Something happened, something that smelled of scorched fabric and magic. I cried out as that heat seared my cheek. But even as the pain made my eyes water, I shot.

I aimed at Flores’s face, and I kept firing until the bullets were gone. Holes appeared in his face as I shot, two side by side in the middle of his forehead, one in his cheekbone. Then I switched targets and two more holes opened up around his heart, the final one a little low and right.

Out of bullets, I grabbed a big wrench and made a backward hop onto the hood of the Passat. It rocked a little under my weight, and I thought that I’d have to remember to tell the owner that it needed work on the shocks, too. Another hop put me on the roof of the car and gave me a little space.

The bullets had knocked Flores back. He hit a rack of miscellaneous parts and sent it crashing to the floor. Flores bounced off the rack, almost followed it to the ground, but caught his balance at the last instant. I felt a cold chill because with three bullets in his face and two in the chest, he caught his balance and stayed on his feet.

A funny sound filled the garage; it made my throat hurt and buzzed my ears. He was laughing. A cold, hard knot in my belly told me that probably someone else was going to have to deal with the shocks on the Passat.

My shoes were soft-soled and so had no trouble sticking to the top of the Passat. The gun was of no more use except as a club, but I kept it in my left hand and kept the wrench in my right.

I didn’t have much of a chance, but that didn’t mean I was going to roll over and give the thing my throat. Adam was coming, and the camera was rolling. Even assuming he killed me, the longer I held out, the more information they’d glean from the recording.

Flores’s face changed as he laughed, flowing and darkening, but beneath the darkness, visible in cracks in his skin, was a sullen red light. My changes are almost instantaneous, the werewolves take a lot longer than that with the exception of Charles. But none of us glowed.

Flores … Guayota moved his hand, still laughing, and something flew at me. I dodged, but it slid over my shirt, which caught fire, and landed on top of the Passat.

A quick brush of my hands put my shirt out, leaving me with blisters on the skin along my collarbone and a hole in my bra strap. I slid back one step to see what he’d thrown at me without having to look away from him.

It was about the size of a finger, blackened and oozing on one end. I chanced a quick glance and realized that not only was it the size of a finger, it had a fingernail. I almost nudged it with my foot to be sure, but the paint was blackening and bubbling up around it, and directly underneath it, the metal was sagging.

I’d read an account written by a Civil War commander about how he’d seen the cannonball coming toward one of his men who was wounded and down. It had been coming so slowly, and he’d just reached down to deflect it—and had lost his arm.

I didn’t touch it.

Guayota had a distance weapon, however weirdly horrible, and that meant keeping back from him was no good. Time enough later to wonder at the finger and how he’d made it so hot it could melt the roof of the car; for now I had to concentrate on survival. Nor could I follow my sensei’s first rule of fighting—he who is smart and runs away lives to fight another day. The bay doors were closed, and I had no way to run.
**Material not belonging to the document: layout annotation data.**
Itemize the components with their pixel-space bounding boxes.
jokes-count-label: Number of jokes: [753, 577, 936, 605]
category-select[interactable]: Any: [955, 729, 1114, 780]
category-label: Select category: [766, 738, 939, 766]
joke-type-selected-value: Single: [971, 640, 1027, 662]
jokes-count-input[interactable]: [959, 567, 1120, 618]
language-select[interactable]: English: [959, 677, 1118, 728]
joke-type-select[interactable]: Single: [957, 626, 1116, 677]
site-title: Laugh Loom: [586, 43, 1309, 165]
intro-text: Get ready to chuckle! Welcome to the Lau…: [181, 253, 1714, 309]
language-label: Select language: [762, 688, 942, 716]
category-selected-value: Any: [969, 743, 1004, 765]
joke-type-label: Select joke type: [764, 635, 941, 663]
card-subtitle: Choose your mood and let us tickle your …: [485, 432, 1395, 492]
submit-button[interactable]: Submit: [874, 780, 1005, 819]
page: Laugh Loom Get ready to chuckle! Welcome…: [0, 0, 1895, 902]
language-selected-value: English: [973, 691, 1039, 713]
Out of other options, I attacked. There had been no more than a fraction of a second between when he threw the finger and when I jumped off the car. His burning finger meant that I knew better than to touch him with my skin. The wrench I’d grabbed was a giant-sized 32mm; it weighed about three pounds and gave me almost two feet of additional reach.
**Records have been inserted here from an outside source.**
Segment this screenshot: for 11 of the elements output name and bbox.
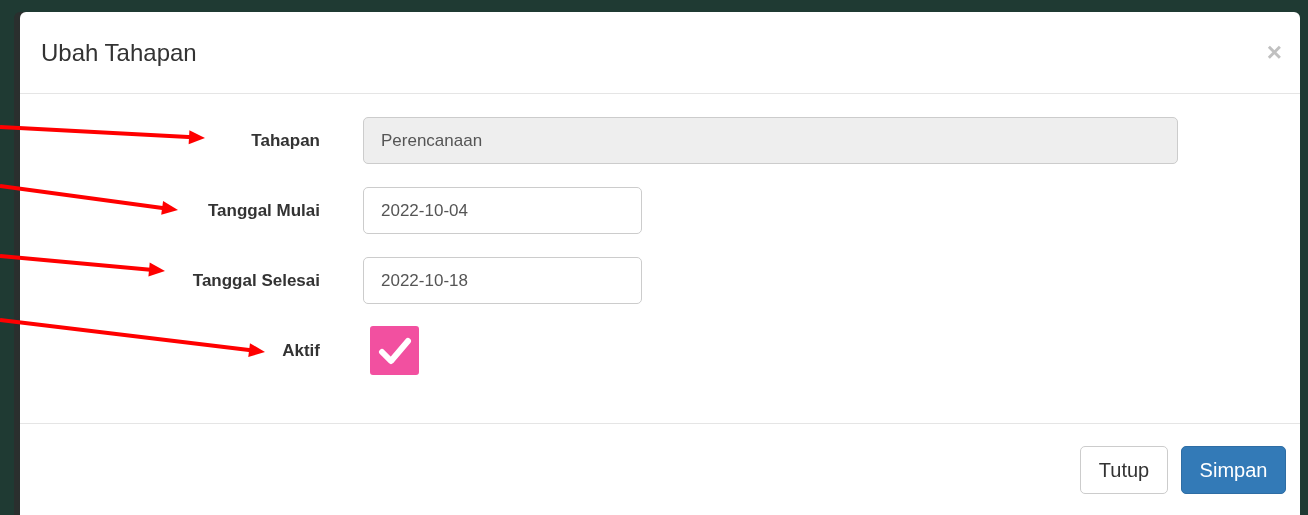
field-label: Aktif [282, 340, 320, 361]
close-dialog-button[interactable]: Tutup [1080, 446, 1168, 494]
field-label: Tahapan [251, 130, 320, 151]
date-field[interactable]: 2022-10-18 [363, 257, 642, 304]
date-field[interactable]: 2022-10-04 [363, 187, 642, 234]
save-button[interactable]: Simpan [1181, 446, 1286, 494]
field-label: Tanggal Mulai [207, 200, 320, 221]
field-label: Tanggal Selesai [192, 270, 320, 291]
checkbox[interactable] [370, 326, 419, 375]
stage-field: Perencanaan [363, 117, 1178, 164]
dialog-title: Ubah Tahapan [41, 38, 197, 67]
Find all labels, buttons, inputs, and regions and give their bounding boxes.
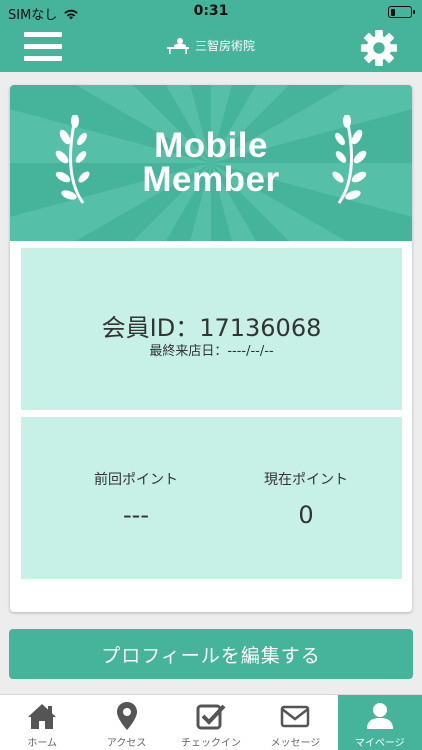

I got four hits on him, three with the wrench and one with the gun, and in that time, I learned a lot about him. He wasn’t used to his prey knowing how to fight back. He had never been trained to fight hand-to-hand. He was slower than I was. Not much slower, but it was enough for me to get in four hits. He was oddly sticky, and I lost the gun to him when it sank into his flesh to be quickly consumed and absorbed.

And, finally, nothing I tried seemed to hurt him.

He continued to heat up as we fought, and before I got the next hit in, his clothes flared up in a wall of flames, then drifted to ashes. His face had melted into something with eyes and a mouth, but no other features that I could pick out in the wavy blackness of his skin.

Other than his face, his body remained in other ways humanlike, but there was nothing human about his skin. It was char black and formed into a bumpy, almost barklike surface. Fissures broke open as he moved, revealing, as I’d noticed before, something deep orange with red overtones. His outer surface reminded me of nothing so much as film I’d seen of the active lava flows in Hawaii.